Des regards désapprobateurs se tournèrent vers elle. Elle se releva, tenta d’enlever la boue sur sa jupe, se rendit compte qu’elle l’avait déchirée en tombant. Elle revint sur ses pas, des larmes de rage aux yeux, et prit Ian par le bras.
— On va trouver un meilleur endroit.
Ils s’arrêtèrent à un autre coin de rue. Amanda se remit à quêter.
Quelques heures s’étaient écoulées et Amanda n’avait même pas récolté un penny. Ian combattait bravement les larmes. La pluie avait cessé, mais le soir tombait et un vent frais s’était levé. Ian grelottait. Amanda voulut lui mettre son châle sur les épaules, mais il refusa. Elle regarda avec inquiétude le soleil qui disparaissait à l’horizon. Où passeraient-ils la nuit? Elle décida qu’il valait mieux marcher afin de réchauffer un peu leurs membres engourdis et tenter de trouver un endroit où dormir. Ils marchèrent sur la rue Sainte-Hélène, arrivèrent devant une église. Un écriteau l’identifiait comme l’église St. Patrick. Une église irlandaise, pensa Amanda. Ils y entrèrent. Elle était vide. Amanda et Ian, encore trempés par la pluie, prirent place sur un banc, épuisés. Elle remarqua une tombe, tout près du banc où ils étaient assis. Elle lut l’inscription gravée sur une plaque: Father MacMahon, 1796-1851. Ian posa la tête sur son épaule et s’endormit. Elle ferma les yeux à son tour, mais ne pria pas. Le Dieu auquel elle avait tant cru petite fille, s’il existait, avait fait preuve de trop de cruauté à son égard pour qu’elle s’adresse encore à lui. Elle s’endormit à son tour.

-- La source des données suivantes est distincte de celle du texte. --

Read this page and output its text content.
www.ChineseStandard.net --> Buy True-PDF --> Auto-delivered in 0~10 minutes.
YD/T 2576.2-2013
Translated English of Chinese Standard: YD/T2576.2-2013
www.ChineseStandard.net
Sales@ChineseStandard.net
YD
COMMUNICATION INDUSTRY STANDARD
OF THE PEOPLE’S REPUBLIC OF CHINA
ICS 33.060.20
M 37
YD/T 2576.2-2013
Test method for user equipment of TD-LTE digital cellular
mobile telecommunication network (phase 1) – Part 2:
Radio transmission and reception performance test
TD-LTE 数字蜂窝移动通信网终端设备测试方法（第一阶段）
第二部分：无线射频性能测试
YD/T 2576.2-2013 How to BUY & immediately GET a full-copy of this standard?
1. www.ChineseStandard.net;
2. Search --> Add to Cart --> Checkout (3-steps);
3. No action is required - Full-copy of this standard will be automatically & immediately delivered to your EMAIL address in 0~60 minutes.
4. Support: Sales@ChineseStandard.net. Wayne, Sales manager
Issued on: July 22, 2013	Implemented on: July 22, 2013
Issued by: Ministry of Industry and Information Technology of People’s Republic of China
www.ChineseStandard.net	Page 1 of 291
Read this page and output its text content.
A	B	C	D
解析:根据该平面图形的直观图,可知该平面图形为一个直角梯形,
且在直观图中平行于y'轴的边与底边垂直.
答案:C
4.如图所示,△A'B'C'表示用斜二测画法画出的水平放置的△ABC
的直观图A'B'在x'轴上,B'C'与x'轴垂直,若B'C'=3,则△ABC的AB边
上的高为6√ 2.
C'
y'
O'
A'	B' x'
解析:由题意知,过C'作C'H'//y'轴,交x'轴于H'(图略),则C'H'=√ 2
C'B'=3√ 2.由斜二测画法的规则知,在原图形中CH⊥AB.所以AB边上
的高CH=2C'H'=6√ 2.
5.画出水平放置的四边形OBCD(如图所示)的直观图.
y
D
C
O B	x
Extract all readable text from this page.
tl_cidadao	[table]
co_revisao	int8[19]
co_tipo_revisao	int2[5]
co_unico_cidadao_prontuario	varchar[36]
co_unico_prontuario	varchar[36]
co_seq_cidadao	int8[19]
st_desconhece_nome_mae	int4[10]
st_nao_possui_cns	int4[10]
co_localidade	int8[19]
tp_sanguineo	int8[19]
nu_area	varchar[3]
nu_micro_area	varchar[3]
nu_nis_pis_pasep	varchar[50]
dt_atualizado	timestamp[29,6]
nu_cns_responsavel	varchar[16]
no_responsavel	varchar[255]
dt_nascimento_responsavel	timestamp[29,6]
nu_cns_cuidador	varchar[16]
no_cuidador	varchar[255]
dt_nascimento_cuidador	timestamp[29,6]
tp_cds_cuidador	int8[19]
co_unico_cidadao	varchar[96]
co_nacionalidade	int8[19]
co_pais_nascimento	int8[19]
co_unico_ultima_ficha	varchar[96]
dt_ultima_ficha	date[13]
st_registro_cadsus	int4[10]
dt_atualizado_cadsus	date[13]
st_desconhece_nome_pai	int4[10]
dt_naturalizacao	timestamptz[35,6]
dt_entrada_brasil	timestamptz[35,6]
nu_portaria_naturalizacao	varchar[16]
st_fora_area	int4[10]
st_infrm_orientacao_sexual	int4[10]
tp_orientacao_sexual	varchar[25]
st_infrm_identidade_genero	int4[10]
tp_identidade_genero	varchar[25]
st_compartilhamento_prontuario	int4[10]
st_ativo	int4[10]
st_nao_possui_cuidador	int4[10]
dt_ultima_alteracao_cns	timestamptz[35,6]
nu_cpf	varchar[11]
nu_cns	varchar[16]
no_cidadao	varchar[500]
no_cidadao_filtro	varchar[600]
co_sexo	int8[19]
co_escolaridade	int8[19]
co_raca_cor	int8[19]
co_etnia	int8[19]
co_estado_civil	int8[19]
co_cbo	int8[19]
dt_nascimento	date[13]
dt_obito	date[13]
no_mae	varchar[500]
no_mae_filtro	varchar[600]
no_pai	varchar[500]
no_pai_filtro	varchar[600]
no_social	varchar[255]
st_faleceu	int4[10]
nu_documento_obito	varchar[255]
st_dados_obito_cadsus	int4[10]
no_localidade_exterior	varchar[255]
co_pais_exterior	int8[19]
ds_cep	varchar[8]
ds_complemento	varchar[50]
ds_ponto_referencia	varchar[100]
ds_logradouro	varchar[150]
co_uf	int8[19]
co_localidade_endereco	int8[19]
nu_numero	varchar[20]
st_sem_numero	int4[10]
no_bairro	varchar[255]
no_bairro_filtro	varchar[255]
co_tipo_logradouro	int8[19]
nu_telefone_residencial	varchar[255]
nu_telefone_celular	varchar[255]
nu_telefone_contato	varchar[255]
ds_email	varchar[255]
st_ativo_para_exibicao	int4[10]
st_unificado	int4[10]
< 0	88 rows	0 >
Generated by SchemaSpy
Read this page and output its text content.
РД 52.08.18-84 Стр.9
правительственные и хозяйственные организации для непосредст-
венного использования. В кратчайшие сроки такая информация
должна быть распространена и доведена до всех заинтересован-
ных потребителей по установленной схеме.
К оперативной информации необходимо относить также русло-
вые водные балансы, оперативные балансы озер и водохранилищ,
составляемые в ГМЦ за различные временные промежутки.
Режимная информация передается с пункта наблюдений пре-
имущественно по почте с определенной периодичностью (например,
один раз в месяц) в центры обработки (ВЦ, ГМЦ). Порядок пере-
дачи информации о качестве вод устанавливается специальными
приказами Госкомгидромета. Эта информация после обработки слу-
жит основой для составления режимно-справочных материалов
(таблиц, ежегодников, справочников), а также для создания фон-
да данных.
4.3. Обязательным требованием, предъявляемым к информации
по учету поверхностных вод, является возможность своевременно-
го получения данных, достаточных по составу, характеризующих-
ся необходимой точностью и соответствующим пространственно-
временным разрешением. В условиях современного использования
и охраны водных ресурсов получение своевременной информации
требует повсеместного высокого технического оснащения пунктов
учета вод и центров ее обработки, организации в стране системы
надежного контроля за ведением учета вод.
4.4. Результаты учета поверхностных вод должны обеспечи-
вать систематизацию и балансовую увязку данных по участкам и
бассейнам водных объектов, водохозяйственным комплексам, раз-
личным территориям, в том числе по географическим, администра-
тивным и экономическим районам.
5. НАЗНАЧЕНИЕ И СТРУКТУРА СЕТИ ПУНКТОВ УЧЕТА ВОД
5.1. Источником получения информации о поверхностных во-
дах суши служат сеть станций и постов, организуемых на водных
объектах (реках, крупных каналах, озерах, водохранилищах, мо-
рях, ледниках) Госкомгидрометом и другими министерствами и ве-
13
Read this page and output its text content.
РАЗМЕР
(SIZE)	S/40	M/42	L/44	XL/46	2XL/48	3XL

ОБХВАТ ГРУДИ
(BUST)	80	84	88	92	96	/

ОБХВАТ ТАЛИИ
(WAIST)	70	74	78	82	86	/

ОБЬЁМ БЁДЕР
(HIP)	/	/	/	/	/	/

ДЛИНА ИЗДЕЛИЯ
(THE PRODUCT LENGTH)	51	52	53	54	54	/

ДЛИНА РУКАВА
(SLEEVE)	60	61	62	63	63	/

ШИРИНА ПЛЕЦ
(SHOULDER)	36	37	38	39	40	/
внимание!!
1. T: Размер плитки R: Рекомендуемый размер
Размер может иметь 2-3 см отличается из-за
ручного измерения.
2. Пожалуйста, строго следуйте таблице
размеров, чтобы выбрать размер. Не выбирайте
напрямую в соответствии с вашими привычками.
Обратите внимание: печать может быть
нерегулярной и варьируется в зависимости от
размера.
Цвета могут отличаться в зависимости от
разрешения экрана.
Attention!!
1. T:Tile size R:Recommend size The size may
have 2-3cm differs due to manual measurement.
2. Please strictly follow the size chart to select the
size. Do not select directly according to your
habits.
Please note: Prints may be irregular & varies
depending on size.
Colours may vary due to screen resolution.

— Une main secoua l’épaule d’Amanda. Elle se réveilla en sursaut. Une lumière douce filtrée par les vitraux jetait des lueurs pourpres et jaunes sur le sol. Une vieille femme portant un fichu sur la tête et un balai à la main était penchée au-dessus d’elle.
— This is a church, not a dormitory.
— I have no other place to go, répliqua Amanda.
La vieille dame la regarda attentivement.
— Is Éireannach thú, an ea? Tu es Irlandaise?
Amanda lui jeta un regard étonné.
— ‘Sea. Oui.
La femme reprit en anglais:
— Go over to St. Bridgid’s Home, on St. Stanislas Street. Ask for Father McGauran. He’s the new vicar of the church. He will help you.
Le père McGauran! Amanda revit avec émotion la longue silhouette noire du prêtre, son regard rempli de bonté et de tristesse, lorsqu’il avait donné l’extrême-onction à sa mère, sur l’horrible bateau qui les avait emmenés, elle et sa famille, du port de Cork à la Grosse Isle. Elle revit sa main sur son épaule, lorsque sa mère avait été enterrée avec deux compatriotes, dans le cimetière des Irlandais, situé à l’ouest de l’île, où reposaient déjà des milliers d’entre eux. Et puis son dévouement inlassable, lorsqu’il visitait les malades entassés dans le lazaret dont les fenêtres étroites laissaient à peine pénétrer l’air et la lumière du jour sans chasser l’odeur suffocante des latrines et les miasmes du typhus. L’espoir lui gonfla le cœur. Le père McGauran avait fait tout ce qui était humainement possible pour leur venir en aide, à elle et à sa famille. Il lui tendrait à nouveau la main, elle en était certaine. Elle se tourna pour remercier la vieille dame, mais cette dernière s’était déjà éloignée, continuant à balayer l’allée. Elle réveilla doucement son fils. Il se frotta les yeux.
— Où on va?
— Dans un endroit où on pourra enfin manger et dormir, chuchota-t-elle.